Я расчёсывала его волосы медленно, от корней до кончиков, и думала о том, что он похож на человека, которому очень давно не было по-настоящему хорошо — и который так привык к этому, что уже не замечал. Только сейчас, в этой маленькой ванной, что-то в нём начинало оттаивать — осторожно, с недоверием, словно он и хотел, и боялся.
— Тяжко, — сказала я негромко. — Насчёт матери — не знаю. Я свою не знала. Но отец в мои восемнадцать сидел рядом, когда я сломала ногу. И в двадцать, когда я валялась с диким похмельем после собственного дня рождения. — Я смущённо улыбнулась. — Ругал, конечно. Но сидел.
Он тихо усмехнулся — первый раз за весь вечер по-настоящему.
— Всё, готово, — сказала я, откладывая расчёску. — Поздно. Идём спать. И чтобы не ворочаться, а то привяжу к кровати.
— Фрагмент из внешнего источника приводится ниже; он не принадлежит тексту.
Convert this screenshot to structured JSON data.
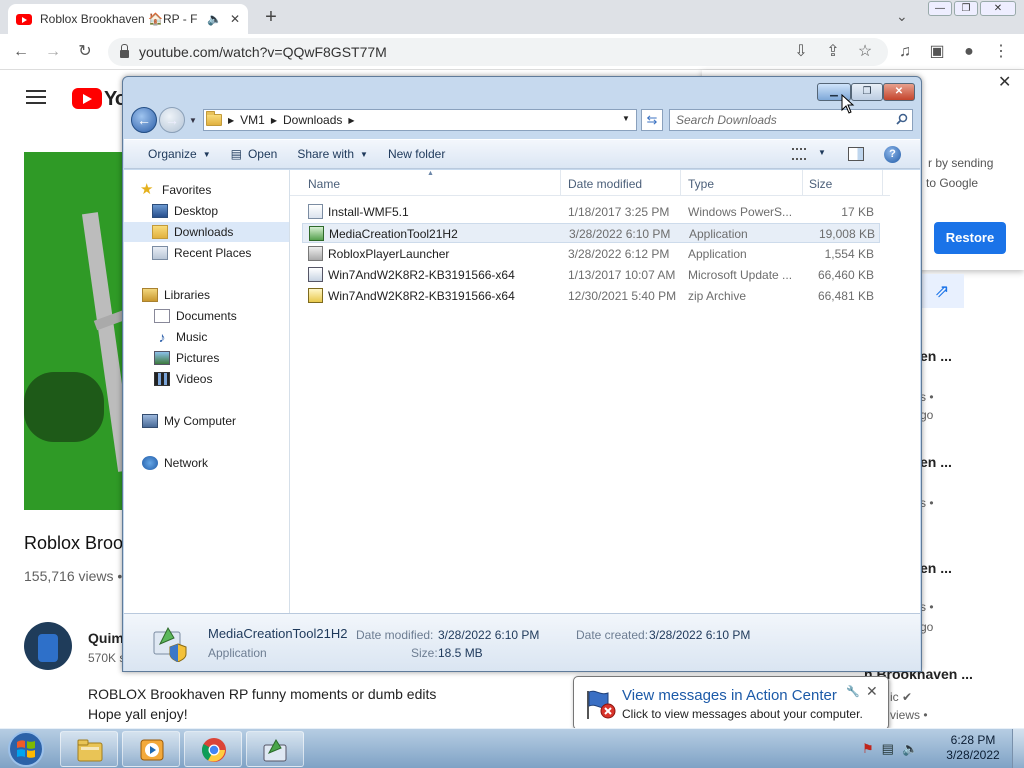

— Не знала матери, — повторил он задумчиво, поднимаясь. Провёл пальцами по своим волосам — аккуратно, почти бережно, словно проверял. Потом посмотрел на меня с каким-то новым выражением — тихим, без иронии, без игры. — Значит, не знаешь женского воспитания. Хотя ты женственна: при всём твоём внешнем виде ты явно за собой следишь. — Он ещё раз тронул волосы. — Твоя забота слишком приятна, Майя. Я бы не отказался остаться у тебя на год. Бедновато, конечно, но зато с теплом — а не с холодом.
Я перестелила постельное бельё, пока он сидел на стуле и смотрел. Молча, внимательно — как смотрят на что-то, чего раньше никогда не видели и теперь хотят запомнить. Потом выключила свет. Оставила телевизор на тихом, синеватом. Легла на свою половину.
Он лёг на свою.
Тишина была мягкой. Не неловкой — просто тихой, как вечер за окном. Через минуту его пальцы нашли мою руку — осторожно, без напора, просто легли рядом. Намёк, а не требование.
Я повернулась на бок. Мы смотрели друг на друга в полутьме — его лицо в синеватом свете телевизора, мой взгляд, который я не умела сделать равнодушным, как бы ни старалась.
— С тобой тепло, — сказал он тихо. — Ты не высокомерна. Не притворяешься. Не хочешь от меня ничего, кроме того, чтобы я выздоровел и не мешал тебе жить. — Пауза. — Я так привык, что женщины сами тянутся ко мне, что эта дистанция с тобой — настоящий шок. Если бы у тебя была вторая кровать, ты бы спала на ней, да?